Figure 7. B7x does not directly interact with Neuropilin-1.

(A) Human NRP1-hIgG1 (Sino Biological) was immobilized on sensors. Recombinant human vEGF (Peprotech) from concentrations of 0.025 mg/mL, 0.05 mg/mL and 0.1 mg/mL were challenged. The responses of vEGF were concentration dependent (dashed lines). Recombinant human B7x (R&D) was not responsive even at the concentrations of 0.25 mg/mL and 0.5 mg/mL (solid curve). (B) Human B7x-hIgG1 (R&D) was immobilized and recombinant human NRP1 (R&D) at the concentrations of 0.25 mg/mL and 0.5 mg/mL were challenged. (C) Human B7x-hIgG1 (Sino Bilogical) was immobilized and recombinant human NRP1 (R&D) at the concentrations of 0.25 mg/mL and 0.5 mg/mL were challenged. (D) Human Sema3a-hIgG1 (R&D) was immobilized on sensors.
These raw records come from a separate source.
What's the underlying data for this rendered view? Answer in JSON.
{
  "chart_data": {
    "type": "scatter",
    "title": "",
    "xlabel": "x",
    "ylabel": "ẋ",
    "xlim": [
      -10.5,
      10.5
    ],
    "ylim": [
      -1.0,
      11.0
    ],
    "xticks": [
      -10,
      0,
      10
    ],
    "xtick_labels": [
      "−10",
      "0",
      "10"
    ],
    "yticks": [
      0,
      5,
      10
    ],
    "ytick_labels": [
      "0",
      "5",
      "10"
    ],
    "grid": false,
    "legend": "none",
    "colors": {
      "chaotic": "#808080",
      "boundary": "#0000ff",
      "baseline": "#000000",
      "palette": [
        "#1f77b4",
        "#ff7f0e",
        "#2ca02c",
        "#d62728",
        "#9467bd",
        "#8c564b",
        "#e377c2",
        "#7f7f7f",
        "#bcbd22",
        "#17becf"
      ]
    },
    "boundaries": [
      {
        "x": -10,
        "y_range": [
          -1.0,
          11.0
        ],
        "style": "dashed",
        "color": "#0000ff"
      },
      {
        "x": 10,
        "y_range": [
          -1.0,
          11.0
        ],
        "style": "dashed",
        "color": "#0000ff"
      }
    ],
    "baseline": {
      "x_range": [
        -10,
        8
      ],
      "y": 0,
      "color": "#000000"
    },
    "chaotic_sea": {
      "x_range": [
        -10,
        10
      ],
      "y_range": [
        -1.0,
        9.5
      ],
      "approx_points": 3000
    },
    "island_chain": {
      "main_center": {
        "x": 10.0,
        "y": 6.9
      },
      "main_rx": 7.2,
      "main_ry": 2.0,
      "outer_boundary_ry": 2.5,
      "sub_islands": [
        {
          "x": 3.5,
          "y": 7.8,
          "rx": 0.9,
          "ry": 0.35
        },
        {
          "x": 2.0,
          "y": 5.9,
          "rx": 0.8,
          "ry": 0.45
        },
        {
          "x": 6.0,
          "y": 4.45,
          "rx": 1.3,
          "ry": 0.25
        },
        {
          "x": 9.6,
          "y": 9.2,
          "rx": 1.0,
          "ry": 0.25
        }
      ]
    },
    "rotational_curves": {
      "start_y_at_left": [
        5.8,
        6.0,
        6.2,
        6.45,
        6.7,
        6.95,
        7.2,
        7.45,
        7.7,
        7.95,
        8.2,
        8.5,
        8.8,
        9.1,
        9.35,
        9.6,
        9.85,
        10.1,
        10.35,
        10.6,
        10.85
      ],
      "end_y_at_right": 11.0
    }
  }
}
Rh-NRP1 (R&D) from concentrations of 0.025 mg/mL, 0.05 mg/mL and 0.1 mg/mL were challenged. The responses of vEGF were concentration dependent (dashed lines). Recombinant human B7x (R&D) was not responsive even at the concentrations of 0.25 mg/mL and 0.5 mg/mL (solid curve). The blue and red arrows indicate the starts of the association and dissociation, respectively. (E) 3T3 cells expressing Neuropilin-1 were incubated with either 10 ug/mL hIg control (shaded), 1 ug/mL (solid black line) or 10 ug/mL Sema3a-hIgG1, B7x-Ig, or B7x-Ig (IgV1 domain) protein (dashed black line) and then stained with APC-conjugated anti-human IgG Fc antibody to assess binding activity by FACS. (F) Incubation of labeled PD-1 with its ligands PD-L1 and PD-L2 resulted in 18% and 24% co-localization. Confirmed non-binding partners, PD-1 and B7x, resulted in approximately 4% non-specific binding, while NRP1 and B7x incubation led to approximately 3% co-localization. Data are representative of two separate experiments.